Lewis today: LOVE stormy wild weather. Might have felt differently if I was on the sea instead of looking at it from land. Gutted my phone ran out of battery power so no photographs to share, but I genuinely wish you could all have sat with me in my car looking out as it shook violently from side to side! Magnificent! Downside? Might well be no bread, milk or Looroll!
The magnificent wild seas reminded me of when Sarah was 2 years old and we were living in Orkney. She heard Morag telling me the sea was too wild for me to make the sea journey from Stronsay to Eday for the afternoon service when I was minister of both islands in the 80’s. She stormed in, threw back our bedroom curtains and announced, “ Dad, there are white bits in the sea! You are NOT going on that damn boat!” When 2 women and a boatman gang up together, it is wise to concede a point.

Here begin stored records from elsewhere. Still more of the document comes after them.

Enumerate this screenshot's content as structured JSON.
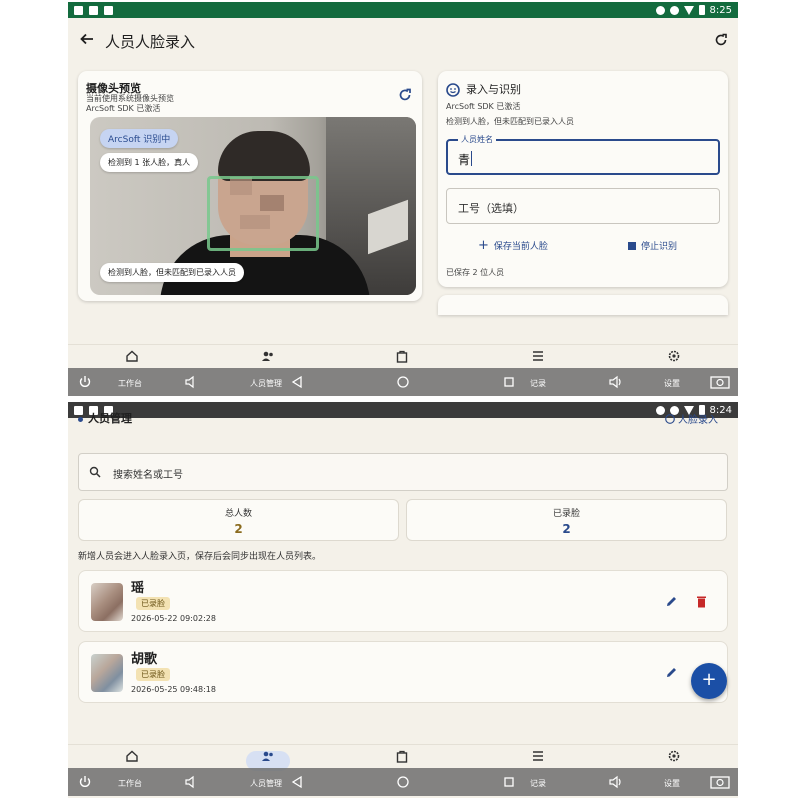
{
  "screen_a": {
    "status_time": "8:25",
    "title": "人员人脸录入",
    "camera_card": {
      "title": "摄像头预览",
      "subtitle1": "当前使用系统摄像头预览",
      "subtitle2": "ArcSoft SDK 已激活",
      "chip_status": "ArcSoft 识别中",
      "chip_face_count": "检测到 1 张人脸，真人",
      "chip_result": "检测到人脸，但未匹配到已录入人员"
    },
    "recognition_card": {
      "title": "录入与识别",
      "sdk_status": "ArcSoft SDK 已激活",
      "match_status": "检测到人脸，但未匹配到已录入人员",
      "name_label": "人员姓名",
      "name_value": "青",
      "id_placeholder": "工号（选填）",
      "save_button": "保存当前人脸",
      "stop_button": "停止识别",
      "saved_count": "已保存 2 位人员"
    }
  },
  "screen_b": {
    "status_time": "8:24",
    "header": "人员管理",
    "header_link": "人脸录入",
    "search_placeholder": "搜索姓名或工号",
    "stats": {
      "total_label": "总人数",
      "total_value": "2",
      "face_label": "已录脸",
      "face_value": "2"
    },
    "hint": "新增人员会进入人脸录入页，保存后会同步出现在人员列表。",
    "people": [
      {
        "name": "瑶",
        "badge": "已录脸",
        "time": "2026-05-22 09:02:28"
      },
      {
        "name": "胡歌",
        "badge": "已录脸",
        "time": "2026-05-25 09:48:18"
      }
    ],
    "fab": "+"
  },
  "nav": {
    "items": [
      "工作台",
      "人员管理",
      "",
      "记录",
      "设置"
    ]
  },
  "colors": {
    "accent": "#2a4a8c",
    "status_green": "#136b3e",
    "background": "#f4f1e9",
    "delete_red": "#c62828"
  }
}
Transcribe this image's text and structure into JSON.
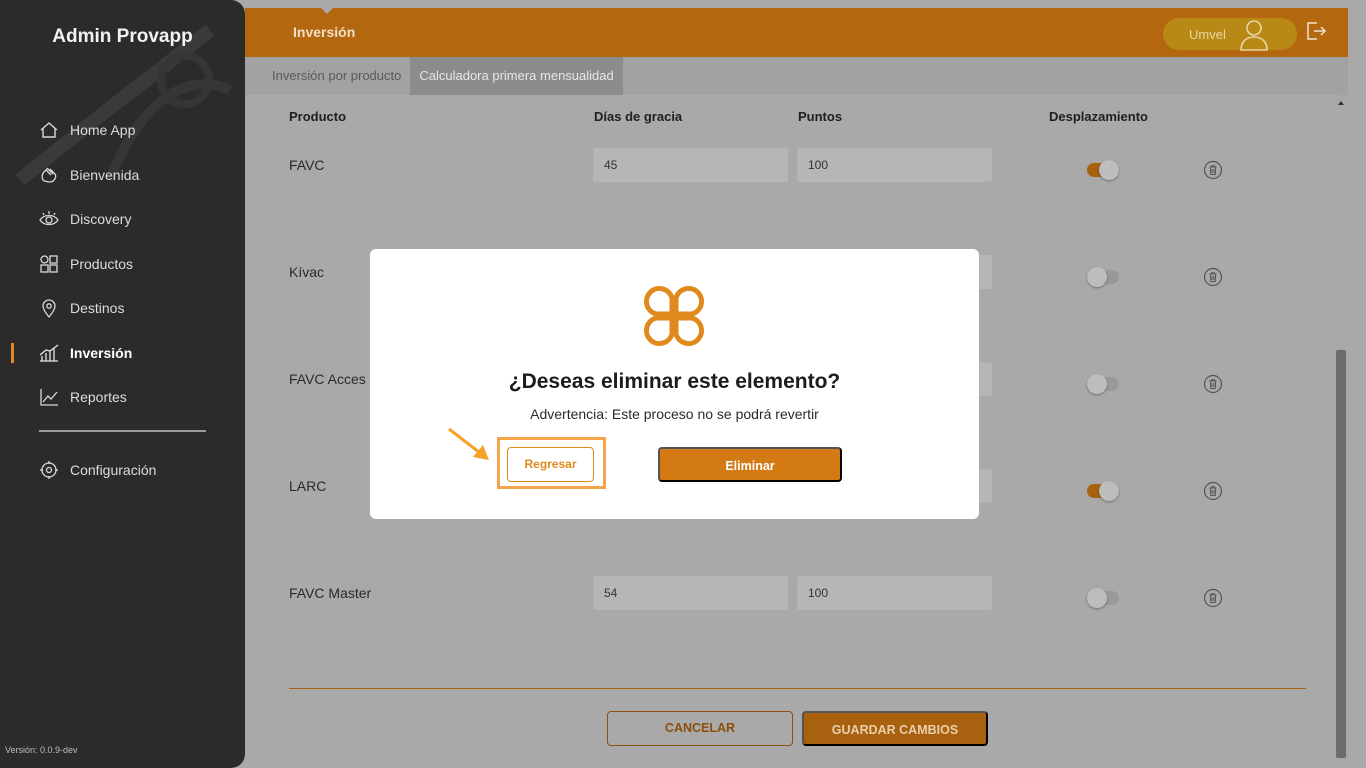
{
  "sidebar": {
    "brand": "Admin Provapp",
    "items": [
      {
        "label": "Home App",
        "icon": "home-icon"
      },
      {
        "label": "Bienvenida",
        "icon": "wave-hand-icon"
      },
      {
        "label": "Discovery",
        "icon": "eye-icon"
      },
      {
        "label": "Productos",
        "icon": "grid-icon"
      },
      {
        "label": "Destinos",
        "icon": "location-pin-icon"
      },
      {
        "label": "Inversión",
        "icon": "bar-chart-icon",
        "active": true
      },
      {
        "label": "Reportes",
        "icon": "line-chart-icon"
      }
    ],
    "config_label": "Configuración",
    "version": "Versión: 0.0.9-dev"
  },
  "header": {
    "title": "Inversión",
    "user_name": "Umvel"
  },
  "tabs": [
    {
      "label": "Inversión por producto"
    },
    {
      "label": "Calculadora primera mensualidad",
      "active": true
    }
  ],
  "table": {
    "columns": [
      "Producto",
      "Días de gracia",
      "Puntos",
      "Desplazamiento"
    ],
    "rows": [
      {
        "name": "FAVC",
        "grace": "45",
        "points": "100",
        "shift": true
      },
      {
        "name": "Kívac",
        "grace": "",
        "points": "",
        "shift": false
      },
      {
        "name": "FAVC Acces",
        "grace": "",
        "points": "",
        "shift": false
      },
      {
        "name": "LARC",
        "grace": "",
        "points": "",
        "shift": true
      },
      {
        "name": "FAVC Master",
        "grace": "54",
        "points": "100",
        "shift": false
      }
    ]
  },
  "actions": {
    "cancel": "CANCELAR",
    "save": "GUARDAR CAMBIOS"
  },
  "modal": {
    "title": "¿Deseas eliminar este elemento?",
    "message": "Advertencia: Este proceso no se podrá revertir",
    "back": "Regresar",
    "delete": "Eliminar"
  },
  "colors": {
    "accent": "#e08a1e",
    "header": "#b3670f",
    "sidebar": "#2b2b2b"
  }
}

It could be a rough crossing I should add, but the rougher it was the more I enjoyed it. I could be sick on a relatively calm day on the ferry on the Pentland Firth but never felt squeamish going between the islands on a creel boat: a different movement, easier on the stomach! It was however at times just not safe. The boatman, John, who had twice in his life been washed out of his boat and then back into it again, knew when it was not wise to go. I trusted him implicitly. There was one year where the sea between the two islands could not be negotiated for 12 Sundays in a row. By the way, one person from the powers that be in the Church Offices in George Street, Edinburgh, once asked us if we could not just use one church building in one parish and get the other parish to come there!! Mmmm… it is amazing how the lights can be on but there is nobody in…
Just memories, my memories, which warm my heart. I hope reading them might somehow bless you too. That would lift these words from being mere self-indulgence.
If the seas remain rough I will try and get a photograph or two to share with you.